Most Appropriate For: Jasmine and Chelsea are both juniors in high school. They are dealing with normal issues for this age. That being said, there is no reason that I would be worried about giving this book to sixth grade students (11-12 year olds). The only hesitation I have would be that the poetry is often abstract and may be difficult for younger readers to understand.
Enjoyability: ★★★★ (4/5)
At one point during this book, I found myself thinking “man, being friends with these girls would be exhausting.” And then I immediately thought “woah, check your privilege.” And that is what I like most about this book. It is about checking your friends, your classmates, your teachers, your parents. It is about pointing out how simple, everyday actions need to change to make the world accepting and to move us toward equality. It is a reminder that marginalized groups do not get to put down that weight. Not ever.
This book wasn’t perfect. There were times when I found the narrative and characters a little bit clunky. But those preferences in writing style are overridden by the book’s importance. Jasmine and Chelsea are two normal teenage girls: they are navigating loss, and friendship, and family, and crushes. While they’re doing this, as if trying to be a teenager isn’t challenging enough, they are also learning how to be activists and speak out for a world they know they deserve to live in. They are learning how to stand up for what they believe is right in ways that are purposeful and intentional and we get to learn with them.
This book should become an essential for everyone.
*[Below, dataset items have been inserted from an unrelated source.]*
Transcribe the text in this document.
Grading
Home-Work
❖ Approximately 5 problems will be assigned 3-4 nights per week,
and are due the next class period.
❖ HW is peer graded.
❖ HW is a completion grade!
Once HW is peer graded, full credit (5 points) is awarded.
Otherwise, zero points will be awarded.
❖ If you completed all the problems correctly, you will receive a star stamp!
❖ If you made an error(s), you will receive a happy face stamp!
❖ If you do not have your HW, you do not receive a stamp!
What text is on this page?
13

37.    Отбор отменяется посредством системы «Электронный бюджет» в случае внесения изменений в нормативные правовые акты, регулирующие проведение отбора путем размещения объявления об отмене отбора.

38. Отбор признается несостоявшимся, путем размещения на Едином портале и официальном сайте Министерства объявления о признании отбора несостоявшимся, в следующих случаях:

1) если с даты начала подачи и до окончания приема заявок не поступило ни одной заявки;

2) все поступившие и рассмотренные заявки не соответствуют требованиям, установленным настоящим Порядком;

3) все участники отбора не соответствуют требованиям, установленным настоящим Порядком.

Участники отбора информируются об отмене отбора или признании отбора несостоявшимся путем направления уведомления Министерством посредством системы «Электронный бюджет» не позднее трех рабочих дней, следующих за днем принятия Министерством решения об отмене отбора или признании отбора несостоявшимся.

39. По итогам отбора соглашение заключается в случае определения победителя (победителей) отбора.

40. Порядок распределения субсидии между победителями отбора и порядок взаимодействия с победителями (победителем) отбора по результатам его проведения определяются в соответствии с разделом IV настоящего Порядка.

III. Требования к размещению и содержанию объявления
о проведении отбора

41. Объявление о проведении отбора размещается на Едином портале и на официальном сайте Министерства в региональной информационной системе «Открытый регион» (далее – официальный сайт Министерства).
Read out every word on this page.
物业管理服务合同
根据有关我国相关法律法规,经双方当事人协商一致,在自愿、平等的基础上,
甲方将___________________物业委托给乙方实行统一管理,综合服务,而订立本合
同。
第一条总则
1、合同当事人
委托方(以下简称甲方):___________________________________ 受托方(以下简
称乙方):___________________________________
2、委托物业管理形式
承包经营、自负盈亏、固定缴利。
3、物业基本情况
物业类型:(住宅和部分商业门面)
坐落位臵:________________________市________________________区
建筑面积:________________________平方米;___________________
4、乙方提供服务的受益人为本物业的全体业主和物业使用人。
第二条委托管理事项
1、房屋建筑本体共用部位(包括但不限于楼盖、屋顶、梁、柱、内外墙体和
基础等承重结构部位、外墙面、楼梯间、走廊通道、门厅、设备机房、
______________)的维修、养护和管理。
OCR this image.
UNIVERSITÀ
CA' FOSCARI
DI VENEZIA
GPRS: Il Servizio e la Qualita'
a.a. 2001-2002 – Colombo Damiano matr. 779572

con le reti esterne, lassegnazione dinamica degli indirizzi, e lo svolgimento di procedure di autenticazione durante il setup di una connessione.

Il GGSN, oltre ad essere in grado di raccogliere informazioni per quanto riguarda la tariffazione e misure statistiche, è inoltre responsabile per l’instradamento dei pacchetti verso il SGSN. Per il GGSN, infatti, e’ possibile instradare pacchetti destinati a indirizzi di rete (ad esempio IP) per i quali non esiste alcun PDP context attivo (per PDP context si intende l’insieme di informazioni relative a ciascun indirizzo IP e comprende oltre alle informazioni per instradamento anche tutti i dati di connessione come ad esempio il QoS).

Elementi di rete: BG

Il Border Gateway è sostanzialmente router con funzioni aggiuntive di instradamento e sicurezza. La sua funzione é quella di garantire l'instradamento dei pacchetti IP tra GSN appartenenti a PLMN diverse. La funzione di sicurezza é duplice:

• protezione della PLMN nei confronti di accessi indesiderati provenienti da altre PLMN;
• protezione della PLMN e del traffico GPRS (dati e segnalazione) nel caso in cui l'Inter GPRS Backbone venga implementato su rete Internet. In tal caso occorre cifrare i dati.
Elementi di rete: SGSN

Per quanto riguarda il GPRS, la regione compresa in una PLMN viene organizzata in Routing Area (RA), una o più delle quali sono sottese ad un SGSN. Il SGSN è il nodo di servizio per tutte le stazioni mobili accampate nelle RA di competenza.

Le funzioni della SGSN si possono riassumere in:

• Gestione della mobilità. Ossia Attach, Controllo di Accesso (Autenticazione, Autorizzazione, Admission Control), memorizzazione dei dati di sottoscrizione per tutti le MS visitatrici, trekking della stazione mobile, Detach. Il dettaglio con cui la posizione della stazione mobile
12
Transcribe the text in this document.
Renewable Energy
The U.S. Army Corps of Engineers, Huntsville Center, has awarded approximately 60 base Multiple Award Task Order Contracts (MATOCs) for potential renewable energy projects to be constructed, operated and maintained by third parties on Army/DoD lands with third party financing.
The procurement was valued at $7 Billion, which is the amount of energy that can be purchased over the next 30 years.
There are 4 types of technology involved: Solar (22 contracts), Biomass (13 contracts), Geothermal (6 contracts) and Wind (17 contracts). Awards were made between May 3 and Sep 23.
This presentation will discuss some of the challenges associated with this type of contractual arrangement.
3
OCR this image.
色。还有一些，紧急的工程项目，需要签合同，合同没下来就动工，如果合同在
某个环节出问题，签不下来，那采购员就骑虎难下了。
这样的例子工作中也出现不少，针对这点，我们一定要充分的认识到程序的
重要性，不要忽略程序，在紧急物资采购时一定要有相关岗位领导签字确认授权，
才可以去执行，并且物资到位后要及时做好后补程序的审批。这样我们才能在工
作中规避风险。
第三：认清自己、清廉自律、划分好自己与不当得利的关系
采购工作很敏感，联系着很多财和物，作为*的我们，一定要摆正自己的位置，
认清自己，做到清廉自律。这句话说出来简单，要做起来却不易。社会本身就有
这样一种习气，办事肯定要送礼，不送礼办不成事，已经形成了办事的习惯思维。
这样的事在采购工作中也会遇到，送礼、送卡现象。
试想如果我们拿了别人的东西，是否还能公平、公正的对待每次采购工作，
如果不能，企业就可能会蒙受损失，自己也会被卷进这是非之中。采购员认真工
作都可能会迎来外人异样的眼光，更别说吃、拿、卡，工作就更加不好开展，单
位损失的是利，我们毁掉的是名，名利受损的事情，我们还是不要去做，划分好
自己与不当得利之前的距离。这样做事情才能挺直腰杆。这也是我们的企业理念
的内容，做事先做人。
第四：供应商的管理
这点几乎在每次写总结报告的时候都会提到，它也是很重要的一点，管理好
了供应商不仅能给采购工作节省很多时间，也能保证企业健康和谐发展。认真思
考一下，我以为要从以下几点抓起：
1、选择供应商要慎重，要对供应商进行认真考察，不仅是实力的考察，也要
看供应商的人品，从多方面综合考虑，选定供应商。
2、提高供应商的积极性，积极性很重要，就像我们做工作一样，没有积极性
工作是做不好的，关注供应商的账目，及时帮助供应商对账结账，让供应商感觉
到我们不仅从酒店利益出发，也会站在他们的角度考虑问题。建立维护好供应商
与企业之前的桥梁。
Get it into the hands of the kids with a fire burning to help guide them, get it into the hands that don’t seem to be on fire quite yet to place the kindling.
Teachability: ★★★★ (4/5)
There are about several ways that I can see this book being used in the classroom, but none of them are rooted entirely in skills. It could be used as a starting point for a unit on social justice. It could be used to talk about activism. I can imagine discussions with students on the actions that Chelsea and Jasmine took that they think went well, and the actions they think could have been done with more intention.
It could be used to help students see what issue nags at them the most, as this book does an excellent job of mentioning nearly all social justice issues at one point or another.
Excerpts of chapters could work as examples of what Chelsea and Jasmine experience and how those experiences turn into blog posts or poems. Before having students turn their own experiences into blog posts or poems.
The moral of the story is that this book begs to be used with students.